#081215 - 1913 Christmas Massacre


Pete Seeger, Traditional Christmas Carols LP album art.

 
 VVR Mix # 081215 [33:44m]: Play Now | Play in Popup | Download (3443)


 

In the spirit of our economic plight this holiday season, I’ve got some good ol’ folk music and throwback dust-bowl tunes for your listening pleasure.

I recently watched PBS’s American Masters on Pete Seeger: The Power of Song, and have been meaning to play more of his music on the radio. In this set he sings a peaceful Christmas carol – not what you might expect from a so-called anti-capitalism freedom-hating commie. I’ve got quite a few records from the folk-revival era (on top of many original folk, before folk, albums), and it’s interesting to see how inter-influential a lot of these old folk balladeers were. In this here set, arising even out of the spontaneous format of a live broadcast, I happened to piece together a number of artists paying tribute to each other.

Let’s see, what have we got here… These first two albums are total gems. People like “Tex” Carmen, and Alberta Slim, are in a way more folk than folk; you never hear of them, yet there they were, crooning and strumming their western style as well as anybody ever to follow – in fact better, as their authenticity can’t be replicated (yeah, yeah, you can argue that none of those singing cowboys were actual bronc busters, but I’m talking about musical authenticity).

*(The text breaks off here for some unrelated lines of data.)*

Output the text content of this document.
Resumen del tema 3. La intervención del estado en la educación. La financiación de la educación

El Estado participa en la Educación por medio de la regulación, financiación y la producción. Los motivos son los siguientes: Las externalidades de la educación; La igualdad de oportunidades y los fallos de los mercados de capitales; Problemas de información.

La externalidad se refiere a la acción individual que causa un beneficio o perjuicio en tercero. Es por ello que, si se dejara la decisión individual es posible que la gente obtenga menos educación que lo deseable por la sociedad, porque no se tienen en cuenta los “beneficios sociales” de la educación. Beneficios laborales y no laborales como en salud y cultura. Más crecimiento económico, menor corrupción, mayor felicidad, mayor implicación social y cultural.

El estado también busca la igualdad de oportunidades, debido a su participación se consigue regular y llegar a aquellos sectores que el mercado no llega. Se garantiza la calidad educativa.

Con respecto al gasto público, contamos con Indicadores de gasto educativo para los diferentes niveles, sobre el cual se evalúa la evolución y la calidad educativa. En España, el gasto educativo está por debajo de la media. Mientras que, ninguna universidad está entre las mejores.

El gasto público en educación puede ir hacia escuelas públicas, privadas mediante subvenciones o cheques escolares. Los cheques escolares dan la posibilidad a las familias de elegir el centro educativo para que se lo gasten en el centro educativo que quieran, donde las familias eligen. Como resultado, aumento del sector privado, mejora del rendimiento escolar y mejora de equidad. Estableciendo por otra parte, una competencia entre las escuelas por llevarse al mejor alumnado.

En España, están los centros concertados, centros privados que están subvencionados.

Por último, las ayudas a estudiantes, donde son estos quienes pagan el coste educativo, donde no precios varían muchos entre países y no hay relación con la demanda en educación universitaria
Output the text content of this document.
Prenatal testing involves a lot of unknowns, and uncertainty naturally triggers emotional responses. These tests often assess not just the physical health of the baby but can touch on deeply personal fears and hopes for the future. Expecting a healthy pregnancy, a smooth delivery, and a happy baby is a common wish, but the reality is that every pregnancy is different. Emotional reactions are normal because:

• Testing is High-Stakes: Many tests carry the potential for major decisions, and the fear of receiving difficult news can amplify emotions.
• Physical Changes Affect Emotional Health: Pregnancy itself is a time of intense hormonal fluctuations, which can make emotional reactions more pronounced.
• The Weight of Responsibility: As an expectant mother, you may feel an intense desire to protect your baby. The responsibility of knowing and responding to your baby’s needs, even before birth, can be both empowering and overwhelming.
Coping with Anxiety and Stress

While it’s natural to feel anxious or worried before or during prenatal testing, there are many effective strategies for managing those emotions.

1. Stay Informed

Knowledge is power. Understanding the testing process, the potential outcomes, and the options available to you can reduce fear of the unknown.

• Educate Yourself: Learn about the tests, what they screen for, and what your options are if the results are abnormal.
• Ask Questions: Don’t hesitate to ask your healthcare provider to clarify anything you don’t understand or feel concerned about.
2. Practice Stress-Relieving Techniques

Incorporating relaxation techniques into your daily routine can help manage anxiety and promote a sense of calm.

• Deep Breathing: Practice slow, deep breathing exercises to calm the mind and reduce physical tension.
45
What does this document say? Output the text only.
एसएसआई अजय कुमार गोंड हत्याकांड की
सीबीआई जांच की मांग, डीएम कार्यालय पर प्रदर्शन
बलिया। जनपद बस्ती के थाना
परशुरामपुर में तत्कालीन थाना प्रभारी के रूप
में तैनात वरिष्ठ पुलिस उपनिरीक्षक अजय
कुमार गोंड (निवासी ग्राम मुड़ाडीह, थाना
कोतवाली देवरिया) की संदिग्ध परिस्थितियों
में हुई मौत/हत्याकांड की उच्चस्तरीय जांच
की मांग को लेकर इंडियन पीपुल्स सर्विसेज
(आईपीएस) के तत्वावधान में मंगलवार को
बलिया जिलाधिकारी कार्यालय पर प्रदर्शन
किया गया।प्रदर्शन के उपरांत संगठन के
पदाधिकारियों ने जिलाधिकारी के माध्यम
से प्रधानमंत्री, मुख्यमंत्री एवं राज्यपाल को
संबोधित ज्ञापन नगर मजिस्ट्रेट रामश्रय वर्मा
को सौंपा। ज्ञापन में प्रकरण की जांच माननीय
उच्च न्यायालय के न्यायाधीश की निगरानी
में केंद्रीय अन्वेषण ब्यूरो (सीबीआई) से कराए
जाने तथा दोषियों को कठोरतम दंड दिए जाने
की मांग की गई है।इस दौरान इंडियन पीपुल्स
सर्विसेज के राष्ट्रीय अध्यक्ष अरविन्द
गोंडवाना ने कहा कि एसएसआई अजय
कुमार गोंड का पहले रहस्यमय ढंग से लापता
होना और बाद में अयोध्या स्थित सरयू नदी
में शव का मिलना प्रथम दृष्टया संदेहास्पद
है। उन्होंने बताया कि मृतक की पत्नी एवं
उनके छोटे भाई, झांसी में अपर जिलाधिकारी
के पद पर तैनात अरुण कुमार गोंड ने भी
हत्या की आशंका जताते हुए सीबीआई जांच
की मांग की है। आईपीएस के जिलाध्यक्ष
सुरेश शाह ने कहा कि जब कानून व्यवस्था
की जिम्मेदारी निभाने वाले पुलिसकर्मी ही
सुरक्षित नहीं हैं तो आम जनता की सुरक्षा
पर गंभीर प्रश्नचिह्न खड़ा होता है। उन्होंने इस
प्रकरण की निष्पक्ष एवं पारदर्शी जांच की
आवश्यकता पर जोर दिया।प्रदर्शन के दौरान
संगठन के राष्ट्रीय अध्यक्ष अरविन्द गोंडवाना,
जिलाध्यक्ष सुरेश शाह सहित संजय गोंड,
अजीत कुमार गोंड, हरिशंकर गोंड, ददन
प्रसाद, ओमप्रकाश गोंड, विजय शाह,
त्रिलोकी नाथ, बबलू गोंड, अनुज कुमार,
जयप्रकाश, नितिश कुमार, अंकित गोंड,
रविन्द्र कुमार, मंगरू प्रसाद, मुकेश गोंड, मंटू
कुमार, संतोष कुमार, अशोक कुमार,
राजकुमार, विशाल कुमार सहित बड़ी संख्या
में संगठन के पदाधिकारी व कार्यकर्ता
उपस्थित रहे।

Next, we’ve got the grand-daddy of yodeling cowboys, Jimmie Rodgers, and another Jimmie paying tribute to him directly after. We’ve got Ed McCurdy singing an arguably anonymous number, Blood on the Saddle, though I believe Tex Ritter and Marty Robbins both popularized it. The man, Alan Lomax himself (yes the man responsible for digging up and recording numerous would-have-been unknown musicians) strums his own guitar and sings us a bluesy little folk song. Tom Paxton (another one at the core of folk-revival) pays direct tribute to the original ramblin’ man Cisco Houston, who in turn tips his hat to Woody Guthrie; Woody follows it up with the original of the same. Ramblin’ Jack Elliot gives us another Guthrie tune, 1913 Massacre, which is the beginning of an unassuming dose of Christmas music here. Seeger adds to the holiday cheer, and revolutionary Malvina Reynolds (who apparently wrote Little Boxes) tops it all off with an oddly cute religious carol, while representing the “children-song” factor of folk music.

I hope it’s all a pleasing soundtrack for your holiday. A merry Christmas and Happy New Year to you and yours. May you have plenty of food upon your table in 2009… and the cupboards well-stocked for 2012.

Set List:

“Tex” Carman
Get Along Pony
12″ 33rpm Album (Crown)

Alberta Slim with the Bar X Ranch Boys
Little Tin Cowboy
12″ 33rpm Album (RCA Camden)

Jimmie Rodgers
Rough and Rowdy Ways
The Legendary Jimmie Rodgers Vol. 1
12″ 33rpm Album (Country Music Magazine)

Jimmie Skinner
Never No Mo’ Blues
Jimmie Skinner Sings Jimmie Rodgers
12″ 33rpm Album (Mercury)

Ed McCurdy
Blood on the Saddle
Songs of a Bold Balladeer
12″ 33rpm Album (Riverside)

Alan Lomax
Godamighty Drag
Texas Folk Songs
12″ 33rpm Album (Tradition Records)

Tom Paxton
Fare Thee Well, Cisco
Ramblin’ Boy
12″ 33rpm Album (Elektra)

Cisco Houston
Blowin’ Down the Road (I Ain’t Going to be Treated This Way)
Cisco Houston Sings the Songs of Woody Guthrie
12″ 33rpm Album (Vanguard)

Woody Guthrie
Ain’t Gonna Be Treated This Way
The Legendary Woody Guthrie in Memoriam
12″ 33rpm Album (Tradition)

Rambling Jack Elliot
1913 Massacre
12″ 33rpm Album (Vanguard)

Pete Seeger
Glory to That New Born King
Traditional Christmas Carols
12″ 33rpm Album (Folkways Records)

Malvina Reynolds
In Bethleham
Artichokes, Griddle Cakes and Other Good Things
12″ 33rpm Album (Pacific Cascade Records)

One Response to
“Z!081215 – 1913 Christmas Massacre”

  1. Timmy
    Timmy Says:

    Pete Seeger reminds me of someone’s dorky dad singing a buncha kick ass folk songs. Motherfucker’s still kicking too, isn’t he like 95 years old or something?